First Answer (QA Model Only): Provided details about Gerrard's dissatisfaction with Liverpool's season and his potential departure.

Second Answer (RAG Pipeline): Steven Gerrard expressed doubts about Liverpool winning the Champions League that year.

***Each answer given by the RAG pipeline is supported by a text from the dataset, stored in `source_knowledge`***

## Retrieval System

We leveraged Pinecone as our vector index to facilitate document retrieval based on semantic similarity. Each query was encoded using a SentenceTransformer model (`all-MiniLM-L6-v2`), which captures contextual embeddings of the query text. The vector index retrieved the top 3 most relevant documents based on these embeddings.

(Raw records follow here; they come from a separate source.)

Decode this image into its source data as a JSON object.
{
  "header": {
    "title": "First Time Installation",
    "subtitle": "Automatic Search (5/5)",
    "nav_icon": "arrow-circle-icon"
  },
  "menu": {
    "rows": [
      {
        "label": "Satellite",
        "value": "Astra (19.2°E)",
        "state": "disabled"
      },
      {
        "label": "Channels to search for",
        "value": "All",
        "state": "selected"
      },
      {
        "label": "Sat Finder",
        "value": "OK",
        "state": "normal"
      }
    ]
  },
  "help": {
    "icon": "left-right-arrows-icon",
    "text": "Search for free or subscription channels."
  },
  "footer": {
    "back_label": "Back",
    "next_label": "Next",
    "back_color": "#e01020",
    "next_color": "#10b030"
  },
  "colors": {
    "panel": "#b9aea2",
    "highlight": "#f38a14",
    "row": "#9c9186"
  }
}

## Prompts Used in RAG Pipeline

Augmented prompts were constructed by integrating the retrieved source knowledge from the vector index into the generative model (`command-r-plus`). Each prompt included:

*   Contexts: Concatenated text from the top 3 retrieved documents, providing background and supporting information related to the query.
*   Query: The original question or query for which the response was generated.

## Additional Insights

Our implementation of the Retrieval-Augmented Generation (RAG) pipeline has provided valuable insights into its effectiveness in reducing hallucinations and improving answer accuracy based on anecdotal examples:

*  Contextual Accuracy: The RAG pipeline consistently retrieved and generated answers grounded in contextual knowledge extracted from the dataset. For instance, it accurately identified that Rafael Nadal defeated Andy Roddick, not Tomas Berdych, in the 2004 Davis Cup final, reflecting a precise understanding of sports events.

*  Precision in Legal Matters: When queried about the potential punishment for Luis Aragones' racist comments, the RAG pipeline accurately pinpointed specific penalties—such as a fine or suspension—indicative of its capability to navigate legal nuances effectively.

*  Detail and Specificity: In the case of Wayne Bridge's age during an injury incident, the RAG pipeline's response of "24" demonstrated a higher level of detail and correctness compared to the QA model's simplistic answer of "28".

*  Event Specificity: Regarding the evacuation incident at Real Madrid's Bernabeu stadium, the RAG pipeline correctly identified the involved teams as Real Madrid and Real Sociedad, whereas the QA model erroneously mentioned the 2014 UEFA Champions League Final, showcasing its ability to provide specific and accurate event details.

*  Understanding Historical Context: When asked about Steven Gerrard's statement prompting Rafael Benitez's warning in 2004, the RAG pipeline accurately recalled Gerrard expressing doubts about Liverpool's Champions League prospects, highlighting its capacity to comprehend historical context and athlete statements.